First impressions really do matter

If a digital service provider has little or no competition – perhaps because it is a government department – the account opening experience may not be too much of a problem; if a new user is trying to claim benefit, for instance, they will stick with the process because it’s in their interests. However, in the commercial world, starting a relationship with a customer in the right way is perhaps more important today than it ever has been. With more businesses across all sectors reaching out online, first impressions have never counted more.

A survey in 2020 by financial consultants revealed that 73% of its respondents said that their account opening experience was the one thing which would “make or break” their future relationship with a business offering digital onboarding, goods and/or services. Not only that, but more than three quarters of these same respondents replied that they would actively look for competitors’ offerings in the case of a less than perfect account opening experience.

Security is the key concern

While it might be assumed that younger consumers would expect these very high standards, in fact the survey found similar results across all age groups.
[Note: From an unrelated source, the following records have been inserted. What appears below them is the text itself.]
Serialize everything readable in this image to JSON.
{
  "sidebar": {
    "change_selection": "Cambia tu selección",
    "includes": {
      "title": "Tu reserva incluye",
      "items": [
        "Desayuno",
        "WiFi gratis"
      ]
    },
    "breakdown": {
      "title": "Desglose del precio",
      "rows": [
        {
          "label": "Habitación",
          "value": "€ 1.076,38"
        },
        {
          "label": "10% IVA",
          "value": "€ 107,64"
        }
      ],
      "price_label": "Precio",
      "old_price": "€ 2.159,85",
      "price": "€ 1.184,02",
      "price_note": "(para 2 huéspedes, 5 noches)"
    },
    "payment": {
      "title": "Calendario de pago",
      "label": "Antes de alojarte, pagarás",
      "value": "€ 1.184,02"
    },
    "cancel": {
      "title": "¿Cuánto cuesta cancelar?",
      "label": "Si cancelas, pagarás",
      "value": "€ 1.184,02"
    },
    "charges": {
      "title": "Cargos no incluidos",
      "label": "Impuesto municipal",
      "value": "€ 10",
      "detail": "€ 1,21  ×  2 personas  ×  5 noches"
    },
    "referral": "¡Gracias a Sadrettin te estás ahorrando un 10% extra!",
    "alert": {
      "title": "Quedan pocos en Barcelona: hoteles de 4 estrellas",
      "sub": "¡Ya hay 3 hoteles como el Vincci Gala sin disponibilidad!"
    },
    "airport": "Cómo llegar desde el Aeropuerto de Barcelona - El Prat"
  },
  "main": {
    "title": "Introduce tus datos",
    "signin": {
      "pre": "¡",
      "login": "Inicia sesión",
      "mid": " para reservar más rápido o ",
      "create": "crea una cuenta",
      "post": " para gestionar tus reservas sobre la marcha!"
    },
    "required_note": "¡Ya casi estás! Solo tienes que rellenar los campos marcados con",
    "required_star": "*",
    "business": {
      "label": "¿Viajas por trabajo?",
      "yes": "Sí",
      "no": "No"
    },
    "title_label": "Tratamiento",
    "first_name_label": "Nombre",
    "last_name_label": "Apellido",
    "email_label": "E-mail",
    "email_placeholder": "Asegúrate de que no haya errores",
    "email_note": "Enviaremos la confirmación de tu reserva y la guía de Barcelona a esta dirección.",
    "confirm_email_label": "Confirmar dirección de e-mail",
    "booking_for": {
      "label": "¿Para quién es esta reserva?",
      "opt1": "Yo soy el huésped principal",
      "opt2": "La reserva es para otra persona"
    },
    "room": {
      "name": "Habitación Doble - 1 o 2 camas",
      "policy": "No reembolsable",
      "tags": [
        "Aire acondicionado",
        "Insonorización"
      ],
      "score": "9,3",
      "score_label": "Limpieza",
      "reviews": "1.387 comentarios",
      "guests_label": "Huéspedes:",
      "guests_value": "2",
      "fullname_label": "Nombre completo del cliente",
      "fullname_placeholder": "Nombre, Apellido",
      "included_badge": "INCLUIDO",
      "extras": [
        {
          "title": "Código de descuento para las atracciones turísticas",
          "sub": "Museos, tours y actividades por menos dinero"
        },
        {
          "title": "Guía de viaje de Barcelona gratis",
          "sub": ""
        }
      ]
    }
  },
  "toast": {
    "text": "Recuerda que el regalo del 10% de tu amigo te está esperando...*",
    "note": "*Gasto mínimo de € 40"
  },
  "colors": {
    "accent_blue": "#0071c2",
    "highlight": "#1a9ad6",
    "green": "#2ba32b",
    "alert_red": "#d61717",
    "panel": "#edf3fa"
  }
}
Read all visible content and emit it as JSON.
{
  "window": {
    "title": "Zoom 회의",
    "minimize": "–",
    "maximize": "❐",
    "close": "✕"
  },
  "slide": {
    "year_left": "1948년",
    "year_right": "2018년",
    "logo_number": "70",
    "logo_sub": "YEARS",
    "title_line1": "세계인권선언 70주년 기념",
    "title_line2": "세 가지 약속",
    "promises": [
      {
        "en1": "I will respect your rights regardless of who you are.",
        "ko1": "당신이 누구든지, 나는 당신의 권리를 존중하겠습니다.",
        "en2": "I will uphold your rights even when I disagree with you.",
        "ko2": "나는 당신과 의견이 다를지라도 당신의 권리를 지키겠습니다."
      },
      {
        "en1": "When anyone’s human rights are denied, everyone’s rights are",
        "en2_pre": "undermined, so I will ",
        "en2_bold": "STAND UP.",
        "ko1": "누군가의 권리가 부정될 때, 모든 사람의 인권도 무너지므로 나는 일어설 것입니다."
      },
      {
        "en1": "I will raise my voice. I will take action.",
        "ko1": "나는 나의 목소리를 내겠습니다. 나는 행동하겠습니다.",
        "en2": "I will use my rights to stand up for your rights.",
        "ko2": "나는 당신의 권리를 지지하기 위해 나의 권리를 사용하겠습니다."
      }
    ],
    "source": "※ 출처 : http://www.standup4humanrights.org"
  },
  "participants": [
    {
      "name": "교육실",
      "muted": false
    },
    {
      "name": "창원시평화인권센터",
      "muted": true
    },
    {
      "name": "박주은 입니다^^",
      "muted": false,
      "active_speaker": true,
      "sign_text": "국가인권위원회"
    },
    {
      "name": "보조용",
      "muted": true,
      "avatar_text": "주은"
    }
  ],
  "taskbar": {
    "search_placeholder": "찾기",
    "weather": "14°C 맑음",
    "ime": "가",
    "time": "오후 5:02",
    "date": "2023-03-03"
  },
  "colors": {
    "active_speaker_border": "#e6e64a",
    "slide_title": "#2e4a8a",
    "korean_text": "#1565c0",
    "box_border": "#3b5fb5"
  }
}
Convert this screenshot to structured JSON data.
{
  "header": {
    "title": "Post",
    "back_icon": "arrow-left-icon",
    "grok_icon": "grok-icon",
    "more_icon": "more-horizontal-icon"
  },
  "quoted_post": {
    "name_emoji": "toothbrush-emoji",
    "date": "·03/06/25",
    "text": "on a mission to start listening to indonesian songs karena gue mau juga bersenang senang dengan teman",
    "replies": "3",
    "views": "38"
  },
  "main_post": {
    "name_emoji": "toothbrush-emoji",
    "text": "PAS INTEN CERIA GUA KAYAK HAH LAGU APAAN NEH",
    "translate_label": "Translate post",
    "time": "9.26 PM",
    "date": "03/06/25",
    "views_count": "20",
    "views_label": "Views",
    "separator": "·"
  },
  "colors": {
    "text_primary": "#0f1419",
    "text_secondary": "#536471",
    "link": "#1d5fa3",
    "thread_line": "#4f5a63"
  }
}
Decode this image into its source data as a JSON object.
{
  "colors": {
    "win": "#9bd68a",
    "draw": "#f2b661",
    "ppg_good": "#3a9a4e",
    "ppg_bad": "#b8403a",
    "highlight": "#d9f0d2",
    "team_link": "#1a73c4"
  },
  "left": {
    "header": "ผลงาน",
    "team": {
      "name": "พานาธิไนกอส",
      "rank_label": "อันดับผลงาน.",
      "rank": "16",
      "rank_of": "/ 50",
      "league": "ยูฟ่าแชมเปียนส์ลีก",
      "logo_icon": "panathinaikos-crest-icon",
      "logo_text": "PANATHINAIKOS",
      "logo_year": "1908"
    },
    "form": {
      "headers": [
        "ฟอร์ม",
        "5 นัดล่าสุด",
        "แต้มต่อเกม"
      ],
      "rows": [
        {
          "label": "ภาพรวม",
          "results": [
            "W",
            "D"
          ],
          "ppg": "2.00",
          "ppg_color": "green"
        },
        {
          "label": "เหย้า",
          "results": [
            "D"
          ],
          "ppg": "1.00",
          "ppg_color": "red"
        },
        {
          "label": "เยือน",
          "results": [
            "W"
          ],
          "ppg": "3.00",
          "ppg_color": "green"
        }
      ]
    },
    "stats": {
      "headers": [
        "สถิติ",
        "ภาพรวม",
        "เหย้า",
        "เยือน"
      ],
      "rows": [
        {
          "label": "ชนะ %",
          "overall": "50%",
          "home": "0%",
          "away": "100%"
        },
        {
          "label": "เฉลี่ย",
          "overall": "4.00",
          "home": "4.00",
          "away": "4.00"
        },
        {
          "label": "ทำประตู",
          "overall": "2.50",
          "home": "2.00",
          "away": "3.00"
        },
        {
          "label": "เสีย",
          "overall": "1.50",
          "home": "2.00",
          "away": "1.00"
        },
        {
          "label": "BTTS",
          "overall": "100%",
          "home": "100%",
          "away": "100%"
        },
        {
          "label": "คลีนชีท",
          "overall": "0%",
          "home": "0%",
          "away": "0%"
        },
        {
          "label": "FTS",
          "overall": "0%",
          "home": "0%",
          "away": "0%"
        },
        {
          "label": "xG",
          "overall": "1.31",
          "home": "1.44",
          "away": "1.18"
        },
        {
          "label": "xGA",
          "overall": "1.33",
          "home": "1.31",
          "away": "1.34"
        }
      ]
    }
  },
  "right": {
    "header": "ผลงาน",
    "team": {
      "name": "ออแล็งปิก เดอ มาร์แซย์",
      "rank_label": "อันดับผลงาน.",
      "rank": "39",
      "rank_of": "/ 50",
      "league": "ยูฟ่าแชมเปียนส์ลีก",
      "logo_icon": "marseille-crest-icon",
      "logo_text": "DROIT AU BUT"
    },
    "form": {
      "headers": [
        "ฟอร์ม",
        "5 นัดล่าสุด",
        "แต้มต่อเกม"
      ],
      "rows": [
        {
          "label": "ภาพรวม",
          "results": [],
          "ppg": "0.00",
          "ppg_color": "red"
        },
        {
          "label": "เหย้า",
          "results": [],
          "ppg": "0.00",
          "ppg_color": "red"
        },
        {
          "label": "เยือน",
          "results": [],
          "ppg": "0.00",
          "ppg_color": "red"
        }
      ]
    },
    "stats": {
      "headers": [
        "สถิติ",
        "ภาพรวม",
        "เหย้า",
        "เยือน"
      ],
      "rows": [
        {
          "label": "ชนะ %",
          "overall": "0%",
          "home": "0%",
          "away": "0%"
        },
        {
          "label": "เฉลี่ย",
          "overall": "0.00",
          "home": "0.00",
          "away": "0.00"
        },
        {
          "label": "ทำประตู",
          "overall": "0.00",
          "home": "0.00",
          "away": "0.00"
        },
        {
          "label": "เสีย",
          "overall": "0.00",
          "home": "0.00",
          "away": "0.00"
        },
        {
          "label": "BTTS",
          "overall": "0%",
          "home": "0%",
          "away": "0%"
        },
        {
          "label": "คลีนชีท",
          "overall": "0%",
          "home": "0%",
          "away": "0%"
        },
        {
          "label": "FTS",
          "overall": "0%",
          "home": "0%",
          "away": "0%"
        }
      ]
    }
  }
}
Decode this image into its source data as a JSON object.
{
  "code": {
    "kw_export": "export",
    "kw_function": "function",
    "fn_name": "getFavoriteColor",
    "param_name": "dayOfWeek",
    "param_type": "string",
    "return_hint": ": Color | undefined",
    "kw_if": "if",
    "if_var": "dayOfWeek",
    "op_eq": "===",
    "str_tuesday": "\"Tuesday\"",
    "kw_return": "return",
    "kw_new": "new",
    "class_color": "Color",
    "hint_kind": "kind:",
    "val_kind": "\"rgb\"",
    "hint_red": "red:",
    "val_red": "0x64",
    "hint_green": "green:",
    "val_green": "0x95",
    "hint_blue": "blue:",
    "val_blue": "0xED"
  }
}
This is due, in large part, because young and old alike want to feel that their digital identity is safe in the hands of their new online partner.

When given a choice between security, flexibility and seamlessness, 90% of all the people surveyed opted for security. Obviously, the latter two factors are extremely important to any provider of digital services; however, this survey (conducted at the start of the Covid 19 lockdown), highlights just how highly online consumers place digital ID security.

Financial services a major worry

Online services cover three major areas; financial services, retail and online marketplaces. While security concerns are uppermost across all three of these, it is in financial services that they override all other concerns at every stage. Unlike sellers and marketplace services, customers expect financial services providers to actively reduce cybercrime. This expectation is above and beyond just looking after an individual’s online ID.

Also unique to the financial services sector is the public’s patience when it comes to the onboarding process. While speed and seamlessness are held to be very important when registering with marketplace sites, for example, customers would rather that financial service vendors are thorough rather than quick when onboarding.

In particular, the experience of real-time ID checking, using video and certified liveness techniques, is very reassuring for customers onboarding to financial services platforms.

In fact, research showed that 80% of first time users are less likely to abandon during onboarding if these checks are carried out, and 84% will have more trust in the brand. Those are very high numbers indeed, and proof that ID security is valued very highly in today’s online world.